The Night Guest, Is Earth Exceptional? and Into the Unbeing


New releases in fiction, non-fiction and comics that catch our eye.

Book cover of the novel Book cover of the novel

Anyone who has lived with a difficult-to-diagnose chronic illness and endured the frustrating process of trying to get proper treatment can tell you that it can sometimes be a living nightmare. To defend yourself, to fight to be taken seriously; it’s something I’ve dealt with most of my life as a person with autoimmune diseases. So when I read the description of Hildur Knútsdóttir’s psychological horror novel, Night guestimmediately resonated with me:

Idunn is in another doctor’s office. She knows her constant fatigue is a sign that something is wrong, but practitioners dismiss her symptoms and blood tests have revealed no cause. When she talks about it with friends and family, the refrain is the same – have you tried eating better? do you exercise more? set a night mode? He tries to follow their advice, taking everything from vitamins to sleeping pills to a pedometer. Nothing helps. Until one night, Idunn falls asleep with his watch on and wakes up to find that he has walked more than 40,000 steps a night. . . What happens when he sleeps?

Night guest is a short, compelling read that puts a disturbing spin on an issue many people can relate to. I almost inhaled it.

Is the location exceptional? Spherical green structures are depicted arranged like dense planets against a background of starsIs the location exceptional? Spherical green structures are depicted arranged like dense planets against a background of stars

The question of the origin of life and whether it exists elsewhere is a topic I find endlessly interesting (as evidenced by how regularly books on it appear among these recommendations). In his new books Is the location exceptional? The Search for Space Lifeastrophysicist Mario Livio and Nobel Prize-winning biologist Jack Szostak examine what we know about the things that make life possible—the building blocks of life—and how they might have originated on Earth and hypothetically elsewhere. At the heart of this mystery is the still unanswered question of whether life is the result of a freak accident.

As the authors write in their introduction, “Even with the tremendous scientific progress we’ve witnessed in the last few decades, we still don’t know whether life is an extremely rare chemical accident, in which case we might be alone in our galaxy. or the chemical inevitability that will make us part of a giant galactic ensemble.”

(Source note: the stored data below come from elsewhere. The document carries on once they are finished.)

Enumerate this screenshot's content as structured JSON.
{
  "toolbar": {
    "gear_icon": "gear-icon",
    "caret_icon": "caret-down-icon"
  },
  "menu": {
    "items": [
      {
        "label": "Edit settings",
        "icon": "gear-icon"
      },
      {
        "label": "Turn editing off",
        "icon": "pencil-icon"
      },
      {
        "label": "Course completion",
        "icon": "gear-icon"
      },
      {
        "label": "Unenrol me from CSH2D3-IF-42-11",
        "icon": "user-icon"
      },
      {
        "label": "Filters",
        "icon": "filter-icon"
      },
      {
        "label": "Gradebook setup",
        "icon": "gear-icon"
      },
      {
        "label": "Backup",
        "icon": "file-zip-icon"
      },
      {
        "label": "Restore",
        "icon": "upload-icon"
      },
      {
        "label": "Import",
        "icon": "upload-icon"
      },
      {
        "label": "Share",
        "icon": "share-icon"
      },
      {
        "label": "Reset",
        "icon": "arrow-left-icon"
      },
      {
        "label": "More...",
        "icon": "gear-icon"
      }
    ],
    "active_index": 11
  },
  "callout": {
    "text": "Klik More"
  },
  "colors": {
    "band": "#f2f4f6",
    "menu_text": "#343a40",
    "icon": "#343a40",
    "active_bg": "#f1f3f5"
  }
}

Illustration of a giant, grotesque gray head with red pipe-like slime pouring out of its eyes and mouth onto the road where the man standsIllustration of a giant, grotesque gray head with red pipe-like slime pouring out of its eyes and mouth onto the road where the man stands

As he imagined in 2034 To poverty, Earth is well past the tipping point of climate change. The planet has been ravaged by natural disasters and species have been wiped out en masse. In search of anything that might help improve the state of the world, a team of climate scientists with the Science Institute for New Ecology and Worlds (SINEW) set out to explore what appears to be a completely new environment that has sprung up out of nowhere near their camp. Out in Australia. But they are not prepared for what they find.

To poverty is a fantastic new sci-fi series that weaves in space horror. The first issue came out earlier this summer, and Part One wrapped up this week with the fourth issue. If you were logged in Scavengers rule or Southern Reach Trilogy, you will probably enjoy it To poverty. Art alone will swallow you.